Can you clarify where Apple is using the name “Apple MacBook Pro 16-inch M1 Pro,” outside of maybe an ordering page or somewhere where being so specific is important?
Whether or not Apple are “officially” creating product placards for their product in brick-and-mortar stores as “MacBook Pro 16-inch M1 Pro”, for every intent of description this are how these models are being referred in both shorthand and in common vernacular — from reviews to spec sheets. Which is where the confusion can set in, especially as word-of-mouth product name-dropping gets involved.
It’s not some notion born in isolation. Even
Everymac list the individual models as such:
Put another way: Apple didn’t refer to the A1138 and A1139 PowerBook G4s in their front-end marketing as the “Apple PowerBook G4 1.67GHz 15-/17-inch DLSD” (Dual-Layer SuperDrive) or “Apple PowerBook G4 1.67GHz 15-/17-inch Hi-Res DLSD”, but for every intent, this is how those models were (and are) referred to as the way to distinguish them from their immediate predecessors, the “Apple PowerBook G4 15-/17-inch 1.67GHz SLSD” (Single-Layer SuperDrive). This was even the case back in late 2005 when the DLSD models were on sale.
Generally speaking I see Apple referring to their systems as "MacBook Pro", "MacBook Air", "Mac Mini", "Mac Pro", Mac Studio". There are sub models so I think it depends on the context.
There are, at present, two completely different MacBook Pro lines for sale — a 13-inch model with an “M1 (‘plain’)” CPU and 14/16-inch models with either the “M1 Pro” or “M1 Max” CPUs. These lines share different form factors, different offerings of CPUs, and even different external port configurations. They are fundamentally two different computers sharing the same name at the same time. That alone foists an added layer of descriptive complexity for sake of marketing.

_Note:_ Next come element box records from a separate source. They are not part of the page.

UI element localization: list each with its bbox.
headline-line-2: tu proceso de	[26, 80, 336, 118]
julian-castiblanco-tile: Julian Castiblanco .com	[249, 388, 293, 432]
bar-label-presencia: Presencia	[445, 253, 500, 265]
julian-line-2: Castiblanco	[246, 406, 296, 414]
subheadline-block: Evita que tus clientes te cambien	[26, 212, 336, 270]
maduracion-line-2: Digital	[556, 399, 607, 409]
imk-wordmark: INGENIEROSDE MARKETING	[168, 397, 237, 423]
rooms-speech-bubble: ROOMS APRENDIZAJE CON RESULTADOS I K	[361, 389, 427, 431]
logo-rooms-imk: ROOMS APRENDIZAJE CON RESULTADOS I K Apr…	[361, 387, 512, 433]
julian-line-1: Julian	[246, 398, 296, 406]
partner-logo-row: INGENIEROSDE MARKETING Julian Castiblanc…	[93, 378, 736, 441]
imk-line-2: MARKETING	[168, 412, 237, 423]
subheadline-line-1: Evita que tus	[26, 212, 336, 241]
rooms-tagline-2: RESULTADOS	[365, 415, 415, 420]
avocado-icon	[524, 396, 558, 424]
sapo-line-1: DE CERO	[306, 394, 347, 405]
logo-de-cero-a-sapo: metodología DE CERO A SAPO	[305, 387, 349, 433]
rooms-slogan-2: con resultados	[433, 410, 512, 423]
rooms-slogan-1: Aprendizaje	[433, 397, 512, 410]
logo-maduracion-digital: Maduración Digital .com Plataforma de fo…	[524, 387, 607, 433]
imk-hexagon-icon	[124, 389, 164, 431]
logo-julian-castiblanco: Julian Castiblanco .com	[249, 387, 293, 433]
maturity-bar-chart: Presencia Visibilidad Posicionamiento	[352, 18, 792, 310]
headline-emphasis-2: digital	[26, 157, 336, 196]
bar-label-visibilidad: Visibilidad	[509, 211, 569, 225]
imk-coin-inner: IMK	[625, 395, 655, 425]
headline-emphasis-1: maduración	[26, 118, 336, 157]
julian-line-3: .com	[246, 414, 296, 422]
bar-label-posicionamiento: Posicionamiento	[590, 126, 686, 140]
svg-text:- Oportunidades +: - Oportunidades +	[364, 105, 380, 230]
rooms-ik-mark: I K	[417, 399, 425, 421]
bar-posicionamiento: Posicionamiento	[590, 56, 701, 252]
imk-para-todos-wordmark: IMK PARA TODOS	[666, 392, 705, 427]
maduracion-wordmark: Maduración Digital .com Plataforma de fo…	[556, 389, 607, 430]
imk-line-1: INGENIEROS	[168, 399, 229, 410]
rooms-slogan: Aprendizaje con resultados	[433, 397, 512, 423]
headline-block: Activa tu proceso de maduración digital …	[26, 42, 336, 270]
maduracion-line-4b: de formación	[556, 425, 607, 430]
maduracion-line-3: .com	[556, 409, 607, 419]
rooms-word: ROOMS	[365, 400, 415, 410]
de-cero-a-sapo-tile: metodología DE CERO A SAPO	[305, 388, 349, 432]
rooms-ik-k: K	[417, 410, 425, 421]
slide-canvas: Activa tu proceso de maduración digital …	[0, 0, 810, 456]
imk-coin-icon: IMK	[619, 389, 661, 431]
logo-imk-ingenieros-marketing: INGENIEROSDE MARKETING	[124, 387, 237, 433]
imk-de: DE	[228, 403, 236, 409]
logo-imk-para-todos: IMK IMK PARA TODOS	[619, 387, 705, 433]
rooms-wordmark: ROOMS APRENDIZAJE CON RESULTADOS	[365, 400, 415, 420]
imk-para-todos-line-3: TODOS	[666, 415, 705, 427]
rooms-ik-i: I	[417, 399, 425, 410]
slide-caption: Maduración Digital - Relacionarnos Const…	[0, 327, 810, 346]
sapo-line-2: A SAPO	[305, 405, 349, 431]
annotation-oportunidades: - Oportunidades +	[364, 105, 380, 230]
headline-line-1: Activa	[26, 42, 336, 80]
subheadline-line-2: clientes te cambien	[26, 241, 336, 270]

Further to that, I’ve little doubt Apple staff, in brick-and-mortar stores, have had a handful lately with trying to describe to shoppers what’s what and why — given the current offerings and their naming conventions. To have a CPU with “Pro” in its name, for a line of products named “MacBook Pro” (even if a slim majority — four out of seven — of current MacBook Pro offerings
don’t have an “M1 Pro” CPU), is an avoidable marketing faux pas, as it ushers more complexity in describing the products than was ever necessary or required.
It’s as if development, marketing, and sales were not working from the same page when planning the naming taxonomy for their own, in-house CPUs, and I don’t think Jobs, had he lived and continued to captain the Apple ship, would have green-lighted this chip-naming taxonomy.
Anyhow, that’s why I opened this conversation.